South Korea’s National Assembly gave final passage to the Special Act on the Operation and Management of Strategic Investments between the Republic of Korea and the United States on December 12, approving it with 226 votes in favor, 8 against, and 8 abstentions among 242 voting members. The measure aims to enable a large-scale bilateral investment program into the United States.
The law authorizes and formalizes a Korea–U.S. framework to pursue about 350 billion dollars in investments in the United States, spanning sectors identified in a prior Korea–U.S. memorandum of understanding. Industries named in public summaries include shipbuilding and semiconductors, among others deemed strategic.

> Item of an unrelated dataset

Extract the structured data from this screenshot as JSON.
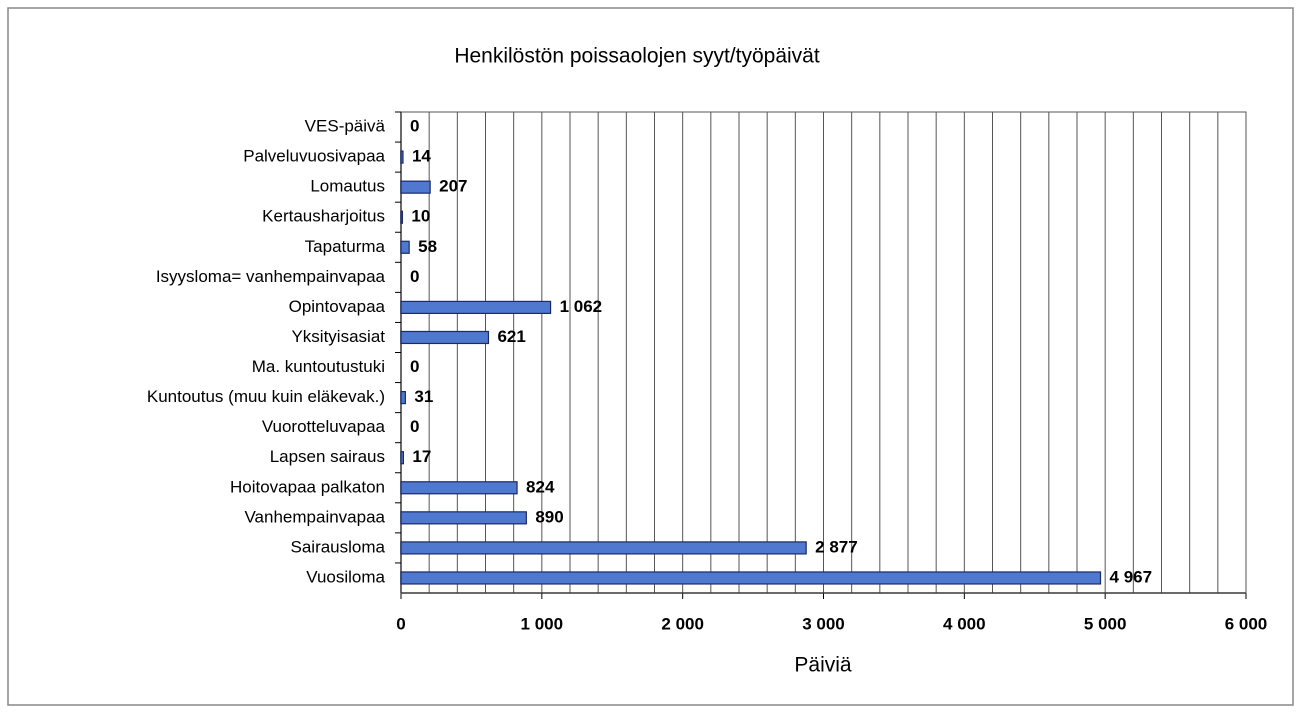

Key provisions establish the Korea–U.S. Strategic Investment Corporation to oversee and operate the investments, supported by a risk management committee. The framework is designed to coordinate cross-border investments with structured governance and risk controls.
To ensure disciplined deployment of resources, the act also creates a Korea–U.S. Strategic Investment Fund to finance and manage the investment program. The government will submit annual reports on the fund’s management and operation to the National Assembly’s relevant standing committees, and will require advance reporting on prospective investment projects.
The bill also requires that, when pursuing investments that may lack immediate commercial rationality for unavoidable reasons, prior consent from the pertinent standing committee must be obtained. This creates parliamentary oversight for decisions deemed non-commercial but considered strategically necessary.
This move signals a formal, state-backed effort to deepen Korea–U.S. cooperation in critical industries, with implications for security, technology, and manufacturing ecosystems. For U.S. readers, the arrangement could affect the flow of Korean investment into American assets and projects, particularly in sectors tied to high-tech supply chains and national security considerations.
Officials from both countries’ leadership were present as the vote was announced, including South Korea’s Deputy Prime Minister for Economy and the Minister of Trade, Industry and Energy, who monitored the proceedings on a parliamentary scoreboard. The legislation reflects ongoing bilateral coordination aimed at aligning investment, policy, and oversight for strategic assets.